These Factors Affected Johnson & Johnson’s Revenues in 2Q17
Johnson & Johnson (JNJ) reported a 2.9% increase in its revenues at constant exchange rates in 2Q17.
Sept. 27 2017, Updated 10:40 a.m. ET
Johnson & Johnson’s revenues
Johnson & Johnson (JNJ) reported a 2.9% increase in its revenues at constant exchange rates in 2Q17. The reported revenues were $18.8 billion, a 1.9% growth in absolute figures as compared to revenues of $18.5 billion during 2Q16.
The above graph shows the changes in the growth rate as well as the impact of foreign exchange on the revenues over the last few quarters.
Impact of foreign exchange on revenues
Johnson & Johnson’s business structure includes eight research centers and over 134 manufacturing facilities worldwide. Also, the revenues from sales outside the US markets contribute around 48% of total revenues for the company, which results in larger exposure to currency risk. Therefore, it’s essential to understand the impact of foreign exchange on total revenues. For 2Q17, the company reported a 1% negative impact of foreign exchange on overall revenues.
Factors driving growth
Johnson & Johnson has restructured its business segments over the last few years.
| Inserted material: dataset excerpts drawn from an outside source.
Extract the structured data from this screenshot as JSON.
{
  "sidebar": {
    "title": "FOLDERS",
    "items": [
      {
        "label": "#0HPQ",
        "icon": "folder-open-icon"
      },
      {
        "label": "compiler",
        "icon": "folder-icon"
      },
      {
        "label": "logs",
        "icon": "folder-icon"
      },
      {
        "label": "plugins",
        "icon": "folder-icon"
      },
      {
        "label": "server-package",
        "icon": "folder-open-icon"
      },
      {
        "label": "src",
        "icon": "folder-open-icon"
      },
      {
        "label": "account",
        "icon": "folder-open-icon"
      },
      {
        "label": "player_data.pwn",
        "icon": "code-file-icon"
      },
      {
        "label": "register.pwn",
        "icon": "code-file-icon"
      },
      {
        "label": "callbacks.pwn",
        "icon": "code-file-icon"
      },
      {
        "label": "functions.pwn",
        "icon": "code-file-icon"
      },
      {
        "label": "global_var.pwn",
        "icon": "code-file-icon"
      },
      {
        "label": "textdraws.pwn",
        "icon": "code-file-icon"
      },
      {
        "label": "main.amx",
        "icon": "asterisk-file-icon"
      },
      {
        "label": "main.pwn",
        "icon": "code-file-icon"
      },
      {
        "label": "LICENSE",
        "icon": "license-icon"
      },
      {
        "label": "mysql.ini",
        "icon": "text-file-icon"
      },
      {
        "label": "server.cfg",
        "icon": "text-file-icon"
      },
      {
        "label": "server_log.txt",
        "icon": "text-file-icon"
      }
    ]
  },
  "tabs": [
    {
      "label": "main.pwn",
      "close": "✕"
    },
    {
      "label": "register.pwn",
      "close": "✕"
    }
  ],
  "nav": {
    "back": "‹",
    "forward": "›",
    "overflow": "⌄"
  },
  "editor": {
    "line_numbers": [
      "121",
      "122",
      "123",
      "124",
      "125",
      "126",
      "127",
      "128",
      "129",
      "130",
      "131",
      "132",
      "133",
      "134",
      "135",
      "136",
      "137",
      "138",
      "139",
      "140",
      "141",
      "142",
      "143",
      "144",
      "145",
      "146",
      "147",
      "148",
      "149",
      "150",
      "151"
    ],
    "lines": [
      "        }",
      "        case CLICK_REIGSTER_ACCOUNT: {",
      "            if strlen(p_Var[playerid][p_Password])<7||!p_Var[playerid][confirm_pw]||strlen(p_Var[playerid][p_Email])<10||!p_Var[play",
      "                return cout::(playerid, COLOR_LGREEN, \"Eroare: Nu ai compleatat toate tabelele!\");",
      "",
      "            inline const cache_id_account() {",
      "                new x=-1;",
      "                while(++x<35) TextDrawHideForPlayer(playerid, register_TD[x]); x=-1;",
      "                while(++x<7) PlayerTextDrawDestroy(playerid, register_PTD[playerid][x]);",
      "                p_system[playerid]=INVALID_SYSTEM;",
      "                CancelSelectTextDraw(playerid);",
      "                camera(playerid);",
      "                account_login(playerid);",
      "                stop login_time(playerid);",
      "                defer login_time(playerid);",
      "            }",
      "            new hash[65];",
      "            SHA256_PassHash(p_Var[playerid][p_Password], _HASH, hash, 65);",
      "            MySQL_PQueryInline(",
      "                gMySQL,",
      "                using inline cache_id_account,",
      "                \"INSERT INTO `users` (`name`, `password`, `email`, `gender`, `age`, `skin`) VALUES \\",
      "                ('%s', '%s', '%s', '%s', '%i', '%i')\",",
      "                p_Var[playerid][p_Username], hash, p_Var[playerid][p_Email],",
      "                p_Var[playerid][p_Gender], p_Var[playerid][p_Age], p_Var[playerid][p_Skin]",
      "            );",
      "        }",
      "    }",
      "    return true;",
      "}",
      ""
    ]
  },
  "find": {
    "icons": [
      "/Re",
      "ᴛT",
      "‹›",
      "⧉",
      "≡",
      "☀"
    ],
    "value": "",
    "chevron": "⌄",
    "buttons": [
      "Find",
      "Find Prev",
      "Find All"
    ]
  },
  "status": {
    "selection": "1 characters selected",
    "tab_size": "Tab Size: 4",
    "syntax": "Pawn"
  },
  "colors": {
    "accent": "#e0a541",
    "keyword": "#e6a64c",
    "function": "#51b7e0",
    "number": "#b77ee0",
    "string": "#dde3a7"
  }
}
Johnson & Johnson’s growth has been driven by drugs like:
- Edurant, Imbruvica, Invega Sustenna/Xeplion, Stelara, and Xarelto from its pharmaceuticals portfolio
- beauty products and wound care products from the consumer portfolio
- advanced surgery products, cardiovascular products, vision care products, and hip, knee, and trauma products from its medical devices portfolio
The company reported growth at constant exchange rates across all three business segments during 2Q17, partly offset by the negative impact of foreign exchange.
To divest company-specific risks, investors can consider ETFs like the SPDR S&P Pharmaceuticals ETF (XPH), which holds 4.3% in Johnson & Johnson. XPH also holds 4.3% in Allergan (AGN), 5.0% in Bristol-Myers Squibb (BMY), and 4.5% in Pfizer (PFE).